Here’s a bit of sobering news for Exxon Mobil (NYSE:XOM) bulls. Ten years ago, Exxon Mobil was a $70 stock. Today, XOM stock trades hands around $70. In other words, XOM stock hasn’t gone anywhere over the past decade. During that stretch, the S&P 500 has risen nearly 200%, Amazon (NASDAQ:AMZN) stock has jumped nearly 2,000%, and Netflix (NASDAQ:NFLX) stock has surged nearly 4,000%.
Here’s even more sobering news: XOM stock probably won’t go anywhere anytime soon, either.
Exxon Mobil is a big, complicated business with a lot of moving parts and many projects. But, when push comes to shove, all that really matters for XOM stock is the price of oil. As goes the price of oil, so goes Exxon Mobil stock.
So it shouldn’t be surprising that as XOM stock has gone nowhere over the past decade, neither have oil prices, which are down about 10% over the past decade.
Unfortunately, the present outlook for oil prices isn’t favorable. For the foreseeable future, oil prices will likely remain rangebound around current levels. Given that outlook, XOM stock will likely remain rangebound around current levels, too.
Consequently, investors should stay away from Exxon Mobil stock for now. The shares will likely be choppy for the foreseeable future, and the chances of a meaningful rally by XOM stock are too small to warrant dealing with the volatility of the shares.

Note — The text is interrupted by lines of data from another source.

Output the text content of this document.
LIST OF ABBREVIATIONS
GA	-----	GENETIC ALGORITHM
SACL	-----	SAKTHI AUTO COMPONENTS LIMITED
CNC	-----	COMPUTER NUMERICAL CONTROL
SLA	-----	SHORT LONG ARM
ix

Exxon Mobil Stock Is All About Oil
Exxon Mobil is a very complex, large company with a ton of moving parts. But, when it comes to XOM stock, things are much simpler. Specifically, the price of oil determines the performance of Exxon Mobil stock.
Exxon Mobil makes most of its money at the pump. Because of that, when oil prices are high, Exxon make a lot of money at the pump, and its margins are favorable. When oil prices are lower, though, it doesn’t make as much money at the pump, and its margins are less favorable.
Thus, it makes sense that, as goes the price of oil, so goes Exxon Mobil stock.
Click to Enlarge
Just look at the attached chart, which compares the price of XOM stock to the daily WTI Crude Oil Spot Price. The two move together. When oil prices dropped in 2015, XOM stock plunged. When oil prices rebounded in 2016, XOM stock rebounded. As oil prices have struggled to move higher in 2018-2019, so has the price of Exxon Mobil stock.
XOM and the price of oil are forever intertwined. Importantly, one leads the other. That is, XOM stock follows oil prices. Thus,to see where XOM stock price will go, it’s best to start with understanding where oil prices are headed.
Oil Prices Will Be Range-Bound
The unfortunate reality is that oil prices aren’t heading significantly higher anytime soon, so neither is Exxon Mobile stock price.
This seems somewhat counterintuitive. After all, there was just a huge drone strike against Saudi Arabia’s oil facilities which took out about 5% of the world’s oil production capacity in a day. Further, that drone strike was led by Iran, so geopolitical tensions in the oil-rich Middle East region are quickly escalating. If those tensions turn into armed conflict, recent academic research indicates that oil prices could easily soar towards and above $100 per barrel.
But that needs to be taken with a grain of salt. Saudi Arabia is already bringing oil production back online, and the country’s energy minister said that oil production levels would be back to normal – that is, pre-attack levels – by the end of September. Further, U.S. shale oil production has remained robust, and is poised to keep growing rapidly over the next several years. This production boom has led to a sharp rise in U.S. oil inventories.
In other words, Iranian drone strikes and rising geopolitical tensions were supposed to lead to a huge oil market supply shortage and an enduring increase in oil prices. Instead, Saudi oil production is coming back online much sooner than expected, and the U.S. continues to increase its oil production. We don’t have a supply shortage, and we likely won’t have one anytime soon, unless war, which is a wildcard, breaks out in the Middle East.
As a result, oil prices will likely remain rangebound around current levels for the foreseeable future, meaning XOM stock will likely remain rangebound, too.
The Bottom Line on XOM Stock
When it comes to Exxon Mobil stock, the one thing that matters above all else is the price of oil. As go oil prices, so goes XOM stock.
Oil prices will likely remain rangebound for the foreseeable future. As a result, XOM stock will remain rangebound, too. Consequently, it’s best to stay away from XOM stock for now.
As of this writing, Luke Lango was long AMZN and NFLX.